A new Senate bill would require PBMs to disclose some rebate info

DATE: March 15, 2017

Published by STAT News

In a bid to pull the curtain back on drug pricing, Senator Ron Wyden (D-Ore.) introduced a bill Wednesday that would require pharmacy benefit managers to disclose information about the controversial rebates paid by drug makers to win coveted spots on health plan formularies.

The legislation would force pharmacy benefit managers, which are the middlemen that negotiate prices between drug makers and health plans, to publicly post aggregated data about rebates and discounts that are obtained on behalf of Medicare Part D and Medicare Advantage plans.

The bill, which is called the Creating Transparency to Have Drug Rebates Unlocked Act, or C-THRU, comes amid growing turmoil over the prescription drug costs and, in particular, the largely hidden role played by pharmacy benefit managers, or PBMs.

“It’s time to lift the veil of secrecy on a powerful industry that claims it is bringing down the prices of medicines that Americans pick up at their pharmacy,” Wyden said. “Today, the public knows virtually nothing about whether PBMs are saving money for the consumer or pocketing it for themselves.”

Wyden, who also called the current pricing system “dysfunctional,” added that he plans to attach the bill to “every possible” legislation that addresses health care. There is currently no companion bill in the House.

Facing mounting criticism over the pricing practices, the pharmaceutical industry has begun foisting much of the blame on PBMs by contending the middlemen — a group that includes Express Scripts and CVS Caremark — have been seeking increasingly higher rebates, which forces drug makers to raise prices.

This is the point that Mylan Pharmaceuticals chief executive Heather Bresch tried to make at a congressional hearing last fall. She maintained that, despite the rising price of EpiPen, which rose more than 500 percent to $608 over the past decade, Mylan kept just $274 after paying higher rebates.

Critics also maintain that PBMs make it difficult to track the money flow since contracts are proprietary. Pharmacists, for instance, say a PBM may favor more expensive drugs on a formulary to increase rebates or classify a rebate as a type of fee, which can be retained rather than passed on to their clients.

The bottom line, critics say, is that health plans cannot so easily lower premiums and co-payments.

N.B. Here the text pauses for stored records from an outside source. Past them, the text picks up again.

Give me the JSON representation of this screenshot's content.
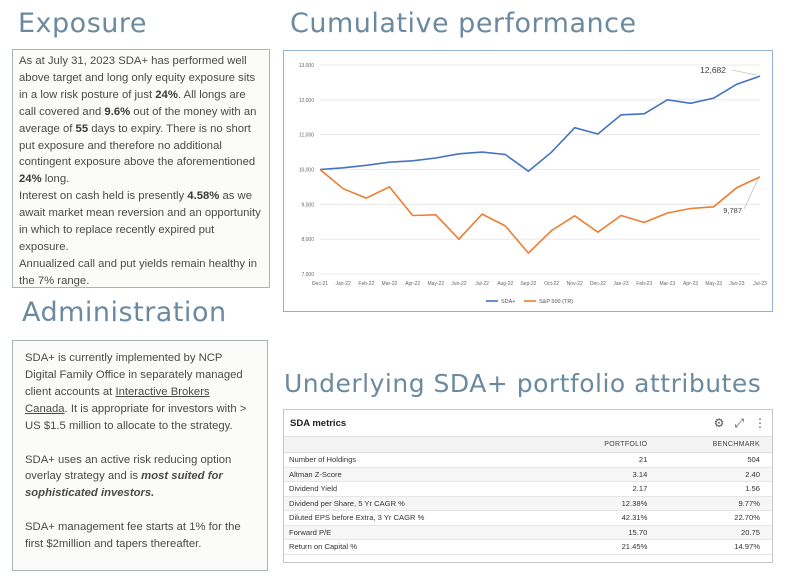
{
  "exposure": {
    "title": "Exposure",
    "p1": "As at July 31, 2023 SDA+ has performed well above target and long only equity exposure sits in a low risk posture of just ",
    "p1_bold": "24%",
    "p2": ".  All longs are call covered and ",
    "p2_bold": "9.6%",
    "p3": " out of the money with an average of ",
    "p3_bold": "55",
    "p4": " days to expiry.  There is no short put exposure and therefore no additional contingent exposure above the aforementioned ",
    "p4_bold": "24%",
    "p5": " long.",
    "p6": "Interest on cash held is presently ",
    "p6_bold": "4.58%",
    "p7": " as we await market mean reversion and an opportunity in which to replace recently expired put exposure.",
    "p8": "Annualized call and put yields remain healthy in the 7% range."
  },
  "administration": {
    "title": "Administration",
    "p1a": "SDA+ is currently implemented by NCP Digital Family Office in separately managed client accounts at ",
    "p1_link": "Interactive Brokers Canada",
    "p1b": ".  It is appropriate for investors with > US $1.5 million to allocate to the strategy.",
    "p2a": "SDA+ uses an active risk reducing option overlay strategy and is ",
    "p2_bi": "most suited for sophisticated investors.",
    "p3": "SDA+ management fee starts at 1% for the first $2million and tapers thereafter."
  },
  "performance": {
    "title": "Cumulative performance"
  },
  "chart_data": {
    "type": "line",
    "categories": [
      "Dec-21",
      "Jan-22",
      "Feb-22",
      "Mar-22",
      "Apr-22",
      "May-22",
      "Jun-22",
      "Jul-22",
      "Aug-22",
      "Sep-22",
      "Oct-22",
      "Nov-22",
      "Dec-22",
      "Jan-23",
      "Feb-23",
      "Mar-23",
      "Apr-23",
      "May-23",
      "Jun-23",
      "Jul-23"
    ],
    "series": [
      {
        "name": "SDA+",
        "color": "#4472c4",
        "values": [
          10000,
          10050,
          10120,
          10210,
          10250,
          10330,
          10450,
          10500,
          10430,
          9950,
          10500,
          11200,
          11020,
          11570,
          11600,
          12000,
          11900,
          12050,
          12450,
          12682
        ]
      },
      {
        "name": "S&P 500 (TR)",
        "color": "#ed7d31",
        "values": [
          10000,
          9450,
          9180,
          9500,
          8680,
          8700,
          8000,
          8720,
          8380,
          7600,
          8250,
          8670,
          8200,
          8680,
          8480,
          8750,
          8880,
          8930,
          9480,
          9787
        ]
      }
    ],
    "yticks": [
      "7,000",
      "8,000",
      "9,000",
      "10,000",
      "11,000",
      "12,000",
      "13,000"
    ],
    "ylim": [
      7000,
      13000
    ],
    "annotations": [
      "12,682",
      "9,787"
    ],
    "grid": true,
    "legend": "bottom"
  },
  "attributes": {
    "title": "Underlying SDA+ portfolio attributes",
    "card_title": "SDA metrics",
    "col_portfolio": "PORTFOLIO",
    "col_benchmark": "BENCHMARK",
    "rows": [
      {
        "metric": "Number of Holdings",
        "portfolio": "21",
        "benchmark": "504"
      },
      {
        "metric": "Altman Z-Score",
        "portfolio": "3.14",
        "benchmark": "2.40"
      },
      {
        "metric": "Dividend Yield",
        "portfolio": "2.17",
        "benchmark": "1.56"
      },
      {
        "metric": "Dividend per Share, 5 Yr CAGR %",
        "portfolio": "12.38%",
        "benchmark": "9.77%"
      },
      {
        "metric": "Diluted EPS before Extra, 3 Yr CAGR %",
        "portfolio": "42.31%",
        "benchmark": "22.70%"
      },
      {
        "metric": "Forward P/E",
        "portfolio": "15.70",
        "benchmark": "20.75"
      },
      {
        "metric": "Return on Capital %",
        "portfolio": "21.45%",
        "benchmark": "14.97%"
      }
    ],
    "icons": [
      "gear-icon",
      "expand-icon",
      "more-icon"
    ]
  }
}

For their part, PBMs argue that rebates and discounts, minus fees, are properly disclosed to the health plans and that their bargaining saves insurers money. The Pharmaceutical Care Management Association, the trade group for PBMs, argues the middlemen typically reduce drug costs by 30 percent.

In newly released data, CVS Caremark contended its health plan clients saw their drug spending fall an average of 3.2 percent last year, compared with 5 percent in 2015. And 38 percent of commercial plans spent less, overall, in 2016 than the year before. And out-of-pocket costs for members fell 3 percent.

The PCMA, which last month circulated a memo to the Trump administration that pushed back against drug makers, blasted the bill, arguing it “will increase premiums by undermining the tools employers, unions, and public programs use to reduce prescription drug costs.

“The C-THRU Act would grant the kind of transparency that the Federal Trade Commission and economists say will raise costs by giving drug companies and drugstores unprecedented access to a health plan’s negotiations with their competitors. This mandate would give drug companies and drugstores inside information that could help them tacitly collude with their competitors.”

One health industry consultant, who advises health plans and employers on PBM contract negotiations, said the bill, which would update existing law, is meant well, but misses the mark.

“The problem today is that PBMs are entering into secret deals with manufacturers, extracting rebates that they partially pass through to plans, extracting other secret payments that PBMs retain for themselves, and driving up the prices of drugs as manufacturers try to make up for all the money that PBMs have extracted,” said Linda Cahn.

“The government currently requires manufacturers and PBMs to provide information about all these payments, but the government keeps all the information totally secret.

“What’s needed is for the federal government to require CMS to disclose the net price of every drug — inclusive of all rebates and other price reductions — to enable everyone to compare each drug’s net cost with the net costs of other drugs in the same therapeutic category. That will enable everyone to favor the drugs with the lowest net costs, which will in turn create price competition.

“Instead, the C-THRU statute explicitly bars CMS from disclosing rebate and price reduction information by drug. And the statute requires that CMS disclose the aggregate rebates collected by each PBM. This is totally counterproductive, since it will incentivize PBMs to extract more rebates from manufacturers, leading manufacturers to increase their prices even more.”

Wyden acknowledged the need to provide more specific data and indicated there are plans to pursue this, but for now, said he wants to avoid any scenarios that could lead to collusion.

The bill would require disclosure of “spread pricing,” which is the difference in payments made to pharmacies by PBMs compared to payments received by PBMs made by health plans. It would also require the disclosure of information about the so-called negotiated price. Under current law, Part D beneficiaries pay co-insurance based on the $100 price, not the lower price, say, $80, that a PBM negotiates with a drug maker.